Wherefore callbacks?
habemus-papadum opened this issue · 3 comments
Hi,
the current design uses callbacks to communicate the results of operations back to the fuse daemon, e.g.: the cb
in readdir: function (path, cb) ...
.
Can you explain the rationale for this, rather than, say having the operations return values e.g.
readdir: function (path) { return ['file1'];}
The python bindings for fuse seems to choose that approach.
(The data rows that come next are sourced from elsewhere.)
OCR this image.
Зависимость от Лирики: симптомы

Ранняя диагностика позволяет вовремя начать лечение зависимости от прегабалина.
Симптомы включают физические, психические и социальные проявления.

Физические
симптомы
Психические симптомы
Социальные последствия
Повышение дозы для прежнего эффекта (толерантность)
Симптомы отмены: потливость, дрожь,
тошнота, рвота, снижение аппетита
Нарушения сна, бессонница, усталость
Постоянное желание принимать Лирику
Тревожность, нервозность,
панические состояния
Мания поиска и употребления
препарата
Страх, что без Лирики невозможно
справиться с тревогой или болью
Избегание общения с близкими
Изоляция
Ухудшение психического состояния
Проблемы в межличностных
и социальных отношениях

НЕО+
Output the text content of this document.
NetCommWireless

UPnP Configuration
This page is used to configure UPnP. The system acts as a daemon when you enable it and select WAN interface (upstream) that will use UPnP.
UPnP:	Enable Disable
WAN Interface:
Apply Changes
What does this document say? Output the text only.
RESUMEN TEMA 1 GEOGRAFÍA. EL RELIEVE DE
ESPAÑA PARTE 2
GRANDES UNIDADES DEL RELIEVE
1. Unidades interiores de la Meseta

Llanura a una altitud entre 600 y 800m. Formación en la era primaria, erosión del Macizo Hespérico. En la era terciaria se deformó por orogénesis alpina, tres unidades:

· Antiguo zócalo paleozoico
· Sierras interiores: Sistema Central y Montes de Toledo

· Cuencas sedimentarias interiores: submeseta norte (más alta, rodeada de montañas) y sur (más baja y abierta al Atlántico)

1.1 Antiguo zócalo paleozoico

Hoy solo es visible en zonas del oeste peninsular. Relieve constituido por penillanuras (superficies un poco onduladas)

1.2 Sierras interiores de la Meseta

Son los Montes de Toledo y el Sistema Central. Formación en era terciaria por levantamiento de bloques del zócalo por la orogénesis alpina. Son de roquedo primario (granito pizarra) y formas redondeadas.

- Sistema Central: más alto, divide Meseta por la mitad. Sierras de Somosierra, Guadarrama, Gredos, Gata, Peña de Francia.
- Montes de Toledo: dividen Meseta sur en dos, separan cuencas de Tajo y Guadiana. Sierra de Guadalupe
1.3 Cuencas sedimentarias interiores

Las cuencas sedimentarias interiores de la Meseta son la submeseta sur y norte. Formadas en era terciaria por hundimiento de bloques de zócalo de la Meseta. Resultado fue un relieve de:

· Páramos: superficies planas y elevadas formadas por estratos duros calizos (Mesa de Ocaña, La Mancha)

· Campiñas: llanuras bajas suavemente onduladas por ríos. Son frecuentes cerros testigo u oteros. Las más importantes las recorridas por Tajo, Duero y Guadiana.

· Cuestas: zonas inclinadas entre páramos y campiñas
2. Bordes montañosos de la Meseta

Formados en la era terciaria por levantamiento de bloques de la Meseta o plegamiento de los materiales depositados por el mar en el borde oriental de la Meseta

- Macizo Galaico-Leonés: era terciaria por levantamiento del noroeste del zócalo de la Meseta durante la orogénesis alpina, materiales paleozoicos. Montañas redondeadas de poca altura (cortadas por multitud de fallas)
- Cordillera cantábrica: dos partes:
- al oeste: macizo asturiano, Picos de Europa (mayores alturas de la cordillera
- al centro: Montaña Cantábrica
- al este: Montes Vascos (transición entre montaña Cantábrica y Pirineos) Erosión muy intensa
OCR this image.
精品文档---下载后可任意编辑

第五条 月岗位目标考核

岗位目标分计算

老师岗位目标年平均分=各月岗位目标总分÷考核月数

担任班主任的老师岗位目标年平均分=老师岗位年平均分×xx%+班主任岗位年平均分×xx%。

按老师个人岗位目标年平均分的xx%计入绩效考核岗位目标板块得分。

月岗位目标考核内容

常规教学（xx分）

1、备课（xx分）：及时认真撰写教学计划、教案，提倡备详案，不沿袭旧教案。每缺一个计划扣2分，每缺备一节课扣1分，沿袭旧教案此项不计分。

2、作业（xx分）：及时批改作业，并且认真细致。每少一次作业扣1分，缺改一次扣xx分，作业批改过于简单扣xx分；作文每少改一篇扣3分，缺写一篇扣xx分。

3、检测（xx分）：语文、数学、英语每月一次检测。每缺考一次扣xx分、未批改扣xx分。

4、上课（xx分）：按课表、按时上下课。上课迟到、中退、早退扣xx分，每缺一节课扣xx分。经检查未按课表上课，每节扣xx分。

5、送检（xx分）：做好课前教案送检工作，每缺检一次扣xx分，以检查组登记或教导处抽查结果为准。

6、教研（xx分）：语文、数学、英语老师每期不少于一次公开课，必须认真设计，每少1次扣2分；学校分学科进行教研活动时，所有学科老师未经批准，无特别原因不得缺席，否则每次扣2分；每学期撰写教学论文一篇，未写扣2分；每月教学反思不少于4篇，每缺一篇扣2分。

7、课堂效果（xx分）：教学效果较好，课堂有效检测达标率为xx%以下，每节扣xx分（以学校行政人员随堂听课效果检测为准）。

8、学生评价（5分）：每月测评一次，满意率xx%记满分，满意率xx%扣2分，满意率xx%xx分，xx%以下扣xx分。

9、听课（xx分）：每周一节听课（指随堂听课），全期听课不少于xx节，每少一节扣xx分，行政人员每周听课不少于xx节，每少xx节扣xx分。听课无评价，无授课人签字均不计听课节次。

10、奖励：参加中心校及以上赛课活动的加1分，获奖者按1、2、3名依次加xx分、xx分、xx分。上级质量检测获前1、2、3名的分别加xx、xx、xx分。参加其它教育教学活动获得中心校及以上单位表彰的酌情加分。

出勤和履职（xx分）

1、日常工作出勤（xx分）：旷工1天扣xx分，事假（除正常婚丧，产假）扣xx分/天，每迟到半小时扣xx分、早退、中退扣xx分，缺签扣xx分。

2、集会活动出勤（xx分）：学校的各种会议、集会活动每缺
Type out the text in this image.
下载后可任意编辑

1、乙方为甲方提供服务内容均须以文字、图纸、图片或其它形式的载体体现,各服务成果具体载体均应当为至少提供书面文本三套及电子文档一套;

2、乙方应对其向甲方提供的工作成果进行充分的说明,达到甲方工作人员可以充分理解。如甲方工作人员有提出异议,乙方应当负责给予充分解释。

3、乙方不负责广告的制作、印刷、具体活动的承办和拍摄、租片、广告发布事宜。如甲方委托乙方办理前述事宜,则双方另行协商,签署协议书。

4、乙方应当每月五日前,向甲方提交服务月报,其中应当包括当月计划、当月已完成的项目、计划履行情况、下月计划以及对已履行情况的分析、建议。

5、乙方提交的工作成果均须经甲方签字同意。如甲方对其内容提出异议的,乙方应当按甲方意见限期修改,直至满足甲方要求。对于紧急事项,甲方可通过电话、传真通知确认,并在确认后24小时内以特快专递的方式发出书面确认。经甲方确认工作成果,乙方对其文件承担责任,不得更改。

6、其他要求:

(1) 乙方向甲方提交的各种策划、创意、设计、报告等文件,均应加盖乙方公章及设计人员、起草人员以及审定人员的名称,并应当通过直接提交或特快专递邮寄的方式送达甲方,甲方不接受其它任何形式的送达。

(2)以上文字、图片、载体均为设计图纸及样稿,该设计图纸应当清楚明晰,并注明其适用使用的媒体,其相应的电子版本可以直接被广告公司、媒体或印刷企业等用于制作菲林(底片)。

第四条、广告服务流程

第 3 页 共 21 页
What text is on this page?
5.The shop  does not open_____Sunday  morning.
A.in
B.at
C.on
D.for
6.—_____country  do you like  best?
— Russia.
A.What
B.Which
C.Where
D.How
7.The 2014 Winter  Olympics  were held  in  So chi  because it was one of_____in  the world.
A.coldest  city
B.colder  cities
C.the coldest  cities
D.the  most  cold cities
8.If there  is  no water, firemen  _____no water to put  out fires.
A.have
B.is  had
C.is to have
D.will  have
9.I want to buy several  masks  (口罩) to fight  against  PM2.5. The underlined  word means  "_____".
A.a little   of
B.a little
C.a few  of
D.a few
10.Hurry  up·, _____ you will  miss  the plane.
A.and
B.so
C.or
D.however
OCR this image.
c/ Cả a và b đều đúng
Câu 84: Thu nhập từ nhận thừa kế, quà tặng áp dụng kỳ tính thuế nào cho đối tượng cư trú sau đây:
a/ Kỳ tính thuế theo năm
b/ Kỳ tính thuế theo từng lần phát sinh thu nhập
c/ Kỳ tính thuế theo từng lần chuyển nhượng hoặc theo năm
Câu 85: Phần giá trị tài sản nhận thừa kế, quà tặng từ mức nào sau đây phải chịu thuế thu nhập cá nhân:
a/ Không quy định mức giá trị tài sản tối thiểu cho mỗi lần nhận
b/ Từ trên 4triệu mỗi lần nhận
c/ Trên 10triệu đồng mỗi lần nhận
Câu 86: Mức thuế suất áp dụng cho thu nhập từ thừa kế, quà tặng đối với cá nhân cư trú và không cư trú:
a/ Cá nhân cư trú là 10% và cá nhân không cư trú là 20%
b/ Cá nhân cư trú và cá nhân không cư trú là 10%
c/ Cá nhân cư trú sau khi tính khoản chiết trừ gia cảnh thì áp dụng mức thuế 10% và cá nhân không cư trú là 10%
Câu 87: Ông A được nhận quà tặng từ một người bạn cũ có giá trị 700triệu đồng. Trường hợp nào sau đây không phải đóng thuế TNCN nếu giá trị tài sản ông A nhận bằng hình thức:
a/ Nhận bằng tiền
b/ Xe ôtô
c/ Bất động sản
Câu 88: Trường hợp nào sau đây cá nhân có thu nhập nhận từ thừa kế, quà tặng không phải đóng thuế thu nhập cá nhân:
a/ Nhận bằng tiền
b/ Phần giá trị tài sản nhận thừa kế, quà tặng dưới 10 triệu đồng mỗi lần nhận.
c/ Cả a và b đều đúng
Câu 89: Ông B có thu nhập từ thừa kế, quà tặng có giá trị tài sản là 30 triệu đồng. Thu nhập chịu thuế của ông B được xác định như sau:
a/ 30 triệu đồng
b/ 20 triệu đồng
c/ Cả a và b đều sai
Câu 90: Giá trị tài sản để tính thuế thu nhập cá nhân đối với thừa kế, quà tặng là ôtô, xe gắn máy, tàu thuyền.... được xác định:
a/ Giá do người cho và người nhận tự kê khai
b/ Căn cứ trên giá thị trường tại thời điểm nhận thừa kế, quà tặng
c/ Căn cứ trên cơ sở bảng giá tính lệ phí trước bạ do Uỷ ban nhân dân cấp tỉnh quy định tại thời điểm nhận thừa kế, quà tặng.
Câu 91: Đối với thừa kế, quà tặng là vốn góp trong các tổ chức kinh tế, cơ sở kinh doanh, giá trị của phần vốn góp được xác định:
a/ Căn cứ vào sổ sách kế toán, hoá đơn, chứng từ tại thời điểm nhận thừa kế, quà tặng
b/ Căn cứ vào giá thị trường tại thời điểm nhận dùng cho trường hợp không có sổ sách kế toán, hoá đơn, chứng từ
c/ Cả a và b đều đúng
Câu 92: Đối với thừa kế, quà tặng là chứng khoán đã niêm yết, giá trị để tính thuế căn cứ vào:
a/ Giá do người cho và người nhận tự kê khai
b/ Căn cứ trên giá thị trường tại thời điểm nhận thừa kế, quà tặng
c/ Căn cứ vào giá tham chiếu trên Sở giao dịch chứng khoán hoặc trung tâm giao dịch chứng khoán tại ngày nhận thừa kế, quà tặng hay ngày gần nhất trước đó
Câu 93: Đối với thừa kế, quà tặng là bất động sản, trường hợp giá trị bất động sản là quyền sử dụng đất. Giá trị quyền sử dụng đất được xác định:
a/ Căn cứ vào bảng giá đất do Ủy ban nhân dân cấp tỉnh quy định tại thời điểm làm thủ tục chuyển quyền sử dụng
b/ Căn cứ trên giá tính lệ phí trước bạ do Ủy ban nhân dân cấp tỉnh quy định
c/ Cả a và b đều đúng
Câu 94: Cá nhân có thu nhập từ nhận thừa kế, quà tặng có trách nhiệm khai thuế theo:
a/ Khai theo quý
For instance is it ever correct to call a callback more than once for a given operation? Also can a callback be used after the operation notification has completed? (e.g. readdir
returns without calling cb
, and at a later point cb
is called with proper data)
A 'yes' to either question would clarify the current design, however, best would be examples demonstrating the possibilities.
Cheers! nehal
Python is a blocking language, while Javascript not, so operations are asynchronous. They work the same way, only that in Python the execution will stop until the called functions return a value, and in Javascript they continue, so instead of returning the result, you pass it to the callback function.
python learned async/await
a while back and has known yield
for a very long time....
But, to keep it simple -- is it valid to cb
more than once for any operation?
But, to keep it simple -- is it valid to cb more than once for any operation?
Depends of the library you are using, but usually (like in this case) not.